= Margaret Gunn =

Canadian activist

Susan Margaret Rogers Gunn (1889 - December 1989) was a Canadian activist. Gunn was the third president of the United Farm Women of Alberta (UFWA), following the presidencies of Irene Parlby (1916-1920) and Marion Sears (1920–24), and served in that role from 1924 to 1929. She was a noted "country life advocate" and detested cities.

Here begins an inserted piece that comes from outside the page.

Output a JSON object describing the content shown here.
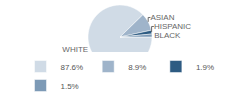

==UFWA and Sexual Sterilization Advocacy==

During the 1920s the UFWA was an ardent supporter of legislation in Alberta requiring the forced sterilization of those deemed mentally defective or feebleminded and it became one of its most active and powerful lobbying forces. Due partly to the UFWA’s effectiveness in garnering widespread favourable public opinion for forced sterilization, the Sexual Sterilization Act of Alberta was enacted and the Alberta Eugenics Board was subsequently formed for the purpose of administering sterilizations. Margaret Gunn was at the forefront of this sterilization crusade. In her 1924 presidential address to the UFWA, she called for the government to pursue a policy of "racial betterment through the weeding out of undesirable strains" since, as she argued, ‘democracy was never intended for degenerates"’. In the following year, the United Farmers of Alberta passed a resolution calling for mandatory sterilization of the mentally unfit in order to prevent them "from reproducing their kind."

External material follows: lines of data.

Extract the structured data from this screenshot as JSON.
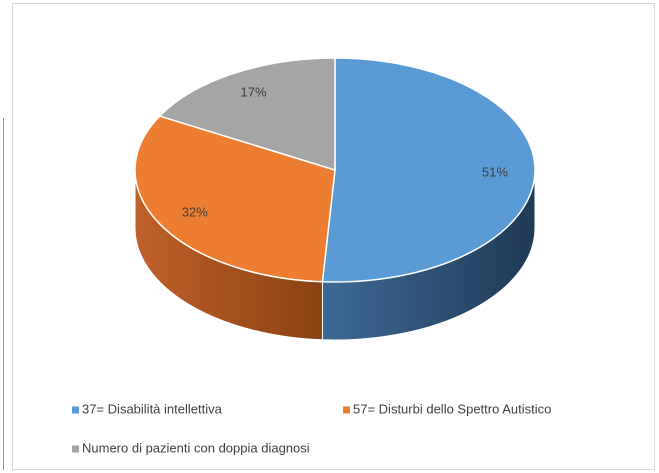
{
  "chart_data": {
    "type": "pie",
    "categories": [
      "37= Disabilità intellettiva",
      "57= Disturbi dello Spettro Autistico",
      "Numero di pazienti con doppia diagnosi"
    ],
    "values": [
      51,
      32,
      17
    ],
    "value_labels": [
      "51%",
      "32%",
      "17%"
    ],
    "colors": [
      "#5b9bd5",
      "#ed7d31",
      "#a5a5a5"
    ],
    "legend": "bottom"
  }
}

A puzzling and even "unsettling" aspect about Gunn’s (as well as other women’s support of sexual sterilization such as those who made up the famous five) proactive support of state-sanctioned forced sterilization in Alberta is the fact that "many of their sisters were directly targeted by [such] segregation and sterilization programs." One way to think about Gunn’s motivation for encouraging such policies may be due to her overarching concern of promoting country living and encouraging the creation of strong "cooperative communities" in Alberta, thus creating the need for policies that lower the possibility of those who might threaten the strength and viability of such communities – i.e., the feebleminded, mental and/or developmentally defective, etc. – from being born into such communities. As Gunn argued, the constant procreation of derelicts would "lower the vitality of our civilization" and had to be prevented. Gunn argued for a "country life ideology" which, in practice, required a "co-operative ethos" as opposed to an individualistic one, and as such, required strong and able individuals to make it successful. As she noted regarding the activities of the junior league of the UFWA and the United Farmers of Alberta, "all this co-operative study, co-operative work, co-operative play, is merely building for the future co-operative community. Boys and girls trained in this group activity are learning…how to work with others to mutual advantage, are practising the co-operative principle, and are discarding the competitive system."